In order to have exercised an informed choice, it must be made with full and clear understanding of the problem, facts, and remedies essential to the exercise of an intelligent choice. Id. at 852. In Bocane-gra, the court found that because Mrs. Bocanegra did not know the cause of her injury when she settled her first suit, she had not made an informed choice. Id. at 853.
In the present case, as in Bocanegra, there is evidence Townsend did not know the cause of his injury was work related; he testified in his deposition he did not know the cause of his injury until after he began submitting claims to his group insurance. Thus, a material question of fact exists for this first element of the election doctrine.
Furthermore, in another summary judgment case similar to this one, the Texas Supreme Court reversed the appellate court’s finding that the plaintiff had made an informed election where she had been told by her doctor that her injury was work related, and she chose to file with her group health insurance. Overstreet v. Home Indem. Co., 669 S.W.2d 825 (Tex. App. — Dallas), rev’d per curiam, 678 S.W.2d 916 (Tex.1984). In Overstreet, the summary judgment evidence was that the plaintiff had been informed by her doctor her condition was work related, and she still chose to file her claim under her group insurance. Id. at 828. Additionally, Over-street had experience filing both worker’s compensation and group health insurance claims. Id. The supreme court held that this evidence did not establish as a matter of law that the plaintiff had made an “informed” election under the rule of Bocane-gra by filing a claim under her employer’s group insurance policy before seeking worker’s compensation benefits. Over-street v. Home Indem. Co., 678 S.W.2d 916 (Tex.1984) (per curiam). We find Over-street to be controlling here.
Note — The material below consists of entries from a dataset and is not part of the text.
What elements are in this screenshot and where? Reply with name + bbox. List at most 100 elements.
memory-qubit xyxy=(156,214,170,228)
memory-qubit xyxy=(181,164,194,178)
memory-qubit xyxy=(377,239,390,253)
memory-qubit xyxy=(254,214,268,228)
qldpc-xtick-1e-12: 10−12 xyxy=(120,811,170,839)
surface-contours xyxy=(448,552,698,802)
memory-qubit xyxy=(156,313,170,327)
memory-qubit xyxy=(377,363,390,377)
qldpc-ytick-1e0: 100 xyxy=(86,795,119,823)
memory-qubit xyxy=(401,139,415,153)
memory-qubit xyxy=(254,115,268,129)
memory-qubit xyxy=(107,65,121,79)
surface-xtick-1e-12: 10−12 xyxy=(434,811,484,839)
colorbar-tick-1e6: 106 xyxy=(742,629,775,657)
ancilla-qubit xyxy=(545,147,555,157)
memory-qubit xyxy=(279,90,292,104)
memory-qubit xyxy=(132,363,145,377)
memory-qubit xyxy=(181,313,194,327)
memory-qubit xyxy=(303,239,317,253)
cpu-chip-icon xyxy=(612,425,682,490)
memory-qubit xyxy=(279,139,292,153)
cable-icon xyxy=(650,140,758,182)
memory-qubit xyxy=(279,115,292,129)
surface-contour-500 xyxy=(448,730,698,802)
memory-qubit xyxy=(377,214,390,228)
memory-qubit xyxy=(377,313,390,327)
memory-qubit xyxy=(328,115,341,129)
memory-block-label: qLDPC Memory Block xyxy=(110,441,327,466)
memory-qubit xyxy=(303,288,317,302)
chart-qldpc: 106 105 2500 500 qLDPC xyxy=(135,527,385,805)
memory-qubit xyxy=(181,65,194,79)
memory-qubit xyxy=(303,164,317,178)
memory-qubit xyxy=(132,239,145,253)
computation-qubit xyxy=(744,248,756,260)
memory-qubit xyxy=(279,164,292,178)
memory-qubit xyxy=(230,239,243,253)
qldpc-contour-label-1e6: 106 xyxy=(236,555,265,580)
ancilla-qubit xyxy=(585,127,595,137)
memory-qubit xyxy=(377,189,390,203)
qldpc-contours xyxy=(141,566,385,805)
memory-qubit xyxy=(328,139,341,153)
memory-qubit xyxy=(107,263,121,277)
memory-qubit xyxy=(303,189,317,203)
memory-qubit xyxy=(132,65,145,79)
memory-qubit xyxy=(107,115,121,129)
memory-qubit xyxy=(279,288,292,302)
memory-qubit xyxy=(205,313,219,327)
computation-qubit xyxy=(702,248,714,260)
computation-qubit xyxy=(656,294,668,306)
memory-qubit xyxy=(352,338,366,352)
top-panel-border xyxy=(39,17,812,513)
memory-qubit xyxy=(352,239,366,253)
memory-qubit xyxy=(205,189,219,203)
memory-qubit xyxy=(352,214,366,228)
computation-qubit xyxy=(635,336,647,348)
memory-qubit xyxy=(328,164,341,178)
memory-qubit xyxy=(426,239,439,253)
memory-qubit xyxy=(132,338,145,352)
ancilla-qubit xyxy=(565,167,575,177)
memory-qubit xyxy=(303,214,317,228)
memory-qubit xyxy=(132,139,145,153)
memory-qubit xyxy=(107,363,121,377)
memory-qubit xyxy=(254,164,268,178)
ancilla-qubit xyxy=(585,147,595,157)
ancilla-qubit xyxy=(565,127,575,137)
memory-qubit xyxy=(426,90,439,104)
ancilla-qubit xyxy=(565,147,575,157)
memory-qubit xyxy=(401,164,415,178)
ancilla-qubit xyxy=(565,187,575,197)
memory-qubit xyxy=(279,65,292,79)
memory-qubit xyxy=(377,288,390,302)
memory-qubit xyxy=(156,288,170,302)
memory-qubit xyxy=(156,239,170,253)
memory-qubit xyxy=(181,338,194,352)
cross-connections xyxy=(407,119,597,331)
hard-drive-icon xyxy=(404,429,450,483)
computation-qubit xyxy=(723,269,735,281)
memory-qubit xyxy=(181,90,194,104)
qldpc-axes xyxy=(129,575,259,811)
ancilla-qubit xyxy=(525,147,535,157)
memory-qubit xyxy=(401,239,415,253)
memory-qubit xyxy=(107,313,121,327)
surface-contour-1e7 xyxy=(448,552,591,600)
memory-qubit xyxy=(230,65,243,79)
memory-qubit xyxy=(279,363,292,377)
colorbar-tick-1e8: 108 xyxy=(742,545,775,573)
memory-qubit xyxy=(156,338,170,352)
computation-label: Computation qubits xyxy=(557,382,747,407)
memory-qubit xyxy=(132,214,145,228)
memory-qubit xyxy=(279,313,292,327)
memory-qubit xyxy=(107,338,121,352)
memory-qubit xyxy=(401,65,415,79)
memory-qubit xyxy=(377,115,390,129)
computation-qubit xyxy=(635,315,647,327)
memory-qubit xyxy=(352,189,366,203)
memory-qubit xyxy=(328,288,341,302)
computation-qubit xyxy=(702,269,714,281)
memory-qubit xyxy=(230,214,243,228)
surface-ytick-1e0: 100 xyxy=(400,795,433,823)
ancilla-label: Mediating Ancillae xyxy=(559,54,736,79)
Employers argues this case comes within our holding in Smith v. Home Indem. Co., 683 S.W.2d 559 (Tex.App. — Fort Worth 1985, no writ). However, in Smith, this court found that Smith knew at the time that he had previously applied for group insurance benefits that those benefits were for nonwork-related injuries and that his employer’s worker’s compensation insurance was for job-related injuries. Id. at 563. Moreover, there was no evidence in that case that he was later told his injury was work related, or that he shifted between group and worker’s compensation insurance, following shifting medical opinions. Id. at 564. Instead, he only began filing for worker’s compensation when his group disability benefits were about to expire. Id. In the present case a material issue of fact exists as to whether or not Townsend knew his injury was work related when he filed for group coverage.
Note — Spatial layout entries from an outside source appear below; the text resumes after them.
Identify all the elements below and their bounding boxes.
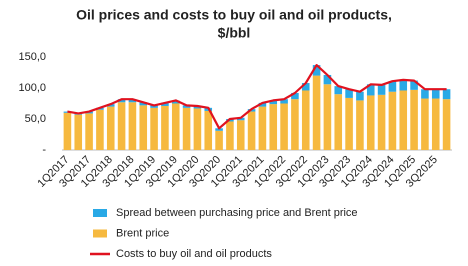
bar bbox=[301, 83, 310, 91]
bar bbox=[280, 99, 288, 104]
bar bbox=[85, 113, 93, 150]
bar bbox=[399, 90, 408, 150]
bar bbox=[258, 102, 267, 107]
bar bbox=[139, 105, 148, 150]
bar bbox=[421, 89, 429, 99]
bar bbox=[193, 108, 202, 150]
bar bbox=[323, 84, 332, 150]
bar bbox=[182, 107, 191, 150]
bar bbox=[399, 79, 408, 91]
bar bbox=[301, 90, 310, 150]
bar bbox=[96, 109, 104, 150]
y-tick-label: 50,0 bbox=[25, 113, 46, 125]
bar bbox=[139, 102, 148, 106]
bar bbox=[247, 111, 256, 150]
bar bbox=[171, 103, 180, 150]
chart-title: Oil prices and costs to buy oil and oil … bbox=[76, 7, 392, 23]
bar bbox=[215, 130, 223, 150]
bar bbox=[366, 84, 375, 96]
bar bbox=[291, 92, 299, 100]
line bbox=[67, 63, 447, 130]
bar bbox=[128, 102, 137, 150]
bar bbox=[366, 95, 375, 150]
bar bbox=[312, 65, 321, 76]
y-tick-label: 100,0 bbox=[18, 82, 46, 94]
bar bbox=[161, 105, 169, 150]
bar bbox=[258, 106, 267, 150]
bar bbox=[291, 99, 299, 150]
bar bbox=[442, 99, 451, 150]
bar bbox=[171, 100, 180, 104]
bar bbox=[388, 81, 397, 92]
bar bbox=[215, 128, 223, 131]
y-tick-label: 150,0 bbox=[18, 51, 46, 63]
bar bbox=[323, 74, 332, 85]
legend-label: Costs to buy oil and oil products bbox=[116, 248, 272, 260]
bar bbox=[161, 102, 169, 106]
bar bbox=[150, 105, 158, 108]
bar bbox=[269, 100, 278, 105]
bar bbox=[280, 103, 288, 150]
bar bbox=[193, 105, 202, 109]
bar bbox=[377, 84, 386, 95]
bar bbox=[388, 91, 397, 150]
chart-title: $/bbl bbox=[218, 25, 251, 41]
bar bbox=[421, 98, 429, 150]
bar bbox=[334, 94, 343, 150]
bar bbox=[226, 121, 234, 150]
legend-label: Spread between purchasing price and Bren… bbox=[116, 207, 358, 219]
bar bbox=[410, 80, 418, 90]
bar bbox=[182, 105, 191, 108]
bar bbox=[117, 99, 126, 103]
bar bbox=[63, 112, 72, 150]
bar bbox=[356, 100, 364, 150]
bar bbox=[334, 86, 343, 95]
bar bbox=[106, 104, 115, 107]
legend-swatch bbox=[93, 209, 107, 217]
bar bbox=[345, 89, 353, 98]
bar bbox=[74, 114, 83, 150]
bar bbox=[377, 94, 386, 150]
bar bbox=[150, 107, 158, 150]
bar bbox=[442, 89, 451, 100]
bar bbox=[204, 110, 213, 150]
bar bbox=[345, 97, 353, 150]
bar bbox=[128, 99, 137, 103]
legend-swatch bbox=[93, 229, 107, 238]
bar bbox=[236, 117, 245, 121]
y-tick-label: - bbox=[42, 144, 46, 156]
bar bbox=[236, 120, 245, 150]
bar bbox=[356, 91, 364, 101]
bar bbox=[312, 75, 321, 150]
bar bbox=[431, 98, 440, 150]
bar bbox=[269, 104, 278, 150]
bar bbox=[431, 89, 440, 99]
bar bbox=[117, 102, 126, 150]
bar bbox=[106, 106, 115, 150]
legend-label: Brent price bbox=[116, 227, 169, 239]
bar bbox=[410, 89, 418, 150]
After examining the summary judgment evidence and indulging all reasonable inferences in favor of the nonmovant, we conclude a material issue of fact exists as to the first element of the election doctrine.
Townsend’s first point of error is granted.
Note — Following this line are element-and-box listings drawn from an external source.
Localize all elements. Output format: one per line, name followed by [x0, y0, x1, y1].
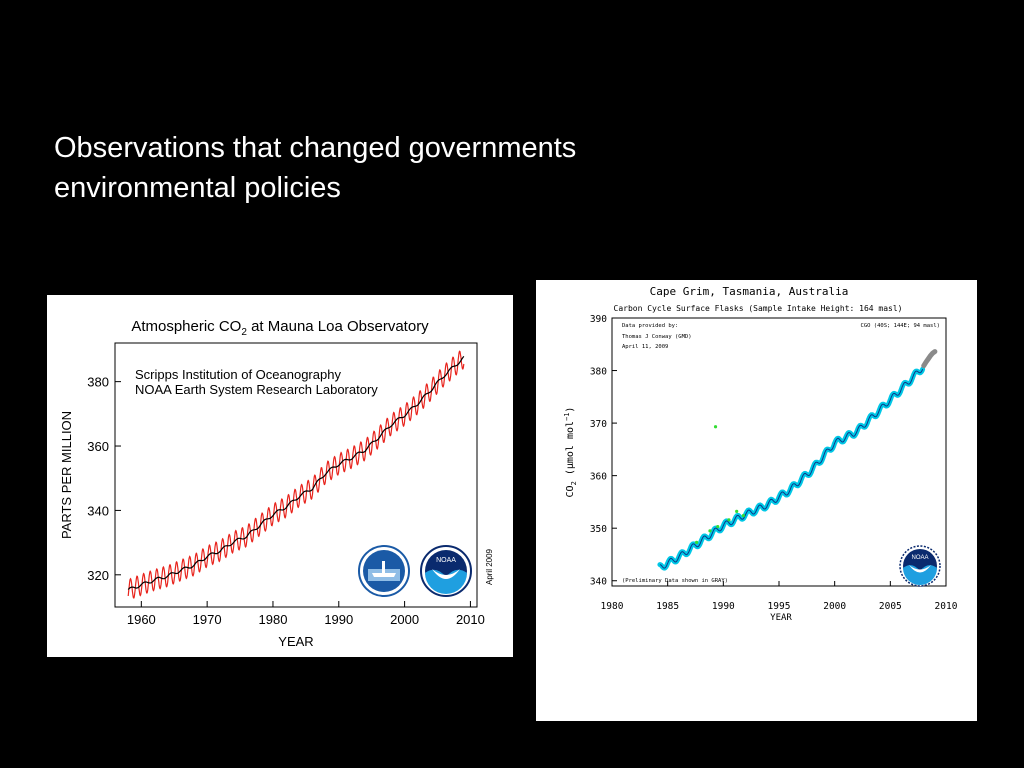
credit-line1: Data provided by: [622, 323, 678, 329]
preliminary-data-band [921, 349, 938, 369]
x-tick-label: 2000 [823, 601, 846, 612]
chart-title: Atmospheric CO2 at Mauna Loa Observatory [131, 318, 429, 338]
flask-data-band [657, 366, 926, 571]
series-group [657, 349, 938, 571]
seasonal-co2-line [127, 350, 465, 599]
cape-grim-chart-panel: Cape Grim, Tasmania, Australia Carbon Cy… [536, 280, 977, 721]
outlier-point [741, 513, 745, 518]
y-tick-label: 370 [590, 419, 607, 430]
noaa-logo: NOAA [420, 545, 472, 597]
y-tick-label: 360 [87, 439, 109, 454]
x-tick-label: 1985 [656, 601, 679, 612]
y-tick-label: 340 [590, 577, 607, 588]
x-tick-label: 1980 [259, 612, 288, 627]
x-tick-label: 1995 [768, 601, 791, 612]
outlier-point [708, 529, 712, 533]
annotation-line2: NOAA Earth System Research Laboratory [135, 382, 378, 397]
slide-title-line2: environmental policies [54, 172, 341, 204]
outlier-point [727, 518, 731, 522]
preliminary-note: (Preliminary Data shown in GRAY) [622, 578, 728, 584]
credit-line2: Thomas J Conway (GMD) [622, 334, 692, 340]
x-axis-label: YEAR [770, 613, 792, 623]
y-axis-label: CO2 (μmol mol−1) [563, 407, 578, 498]
plot-frame [611, 317, 947, 587]
axis-ticks: 1980 1985 1990 1995 2000 2005 2010 340 350 360 370… [590, 314, 958, 612]
slide-title-line1: Observations that changed governments [54, 132, 577, 164]
axis-ticks: 1960 1970 1980 1990 2000 2010 320 340 360 380 [87, 375, 485, 627]
chart-title: Cape Grim, Tasmania, Australia [650, 285, 849, 298]
y-tick-label: 380 [87, 375, 109, 390]
cape-grim-chart: Cape Grim, Tasmania, Australia Carbon Cy… [563, 285, 958, 623]
scripps-logo [358, 545, 410, 597]
credit-line3: April 11, 2009 [622, 344, 668, 350]
x-tick-label: 1980 [601, 601, 624, 612]
svg-text:NOAA: NOAA [911, 555, 928, 561]
station-label: CGO (40S; 144E; 94 masl) [861, 323, 940, 329]
outlier-point [713, 425, 718, 429]
x-tick-label: 2000 [390, 612, 419, 627]
plot-frame [114, 342, 478, 608]
y-axis-label: PARTS PER MILLION [59, 411, 74, 539]
y-tick-label: 380 [590, 367, 607, 378]
slide-title: Observations that changed governments en… [54, 128, 754, 208]
x-tick-label: 1960 [127, 612, 156, 627]
x-tick-label: 1970 [193, 612, 222, 627]
chart-subtitle: Carbon Cycle Surface Flasks (Sample Inta… [614, 304, 903, 313]
outlier-point [695, 540, 699, 544]
y-tick-label: 390 [590, 314, 607, 325]
date-note: April 2009 [485, 548, 494, 585]
outlier-point [735, 509, 739, 513]
x-tick-label: 2005 [879, 601, 902, 612]
flask-fit-line [659, 369, 924, 569]
noaa-logo: NOAA [899, 545, 941, 587]
annotation-line1: Scripps Institution of Oceanography [135, 367, 341, 382]
outlier-point [716, 525, 720, 529]
series-group [127, 350, 465, 599]
x-tick-label: 2010 [456, 612, 485, 627]
mauna-loa-chart: Atmospheric CO2 at Mauna Loa Observatory… [59, 318, 494, 649]
y-tick-label: 360 [590, 472, 607, 483]
x-tick-label: 1990 [712, 601, 735, 612]
y-tick-label: 320 [87, 568, 109, 583]
x-tick-label: 2010 [935, 601, 958, 612]
y-tick-label: 350 [590, 524, 607, 535]
x-axis-label: YEAR [278, 634, 313, 649]
y-tick-label: 340 [87, 503, 109, 518]
mauna-loa-chart-panel: Atmospheric CO2 at Mauna Loa Observatory… [47, 295, 513, 657]
annual-trend-line [127, 355, 465, 590]
x-tick-label: 1990 [324, 612, 353, 627]
svg-text:NOAA: NOAA [436, 557, 456, 564]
In his second point, Townsend argues Employers Mutual failed to plead election of remedies, and thus, it was improperly considered by the trial court for summary judgment. In Roark v. Stall-worth Oil & Gas, the Texas Supreme Court held, “an unpleaded affirmative defense may also serve as the basis for a summary judgment when it is raised in the summary judgment motion, and the opposing party does not object to the lack of a rule 94 pleading in either its written response or before the rendition of judgment.” Roark v. Stallworth Oil & Gas, 813 S.W.2d 492, 493 (Tex.1991). Townsend’s second point of error is overruled.
Judgment is reversed and remanded to the trial court.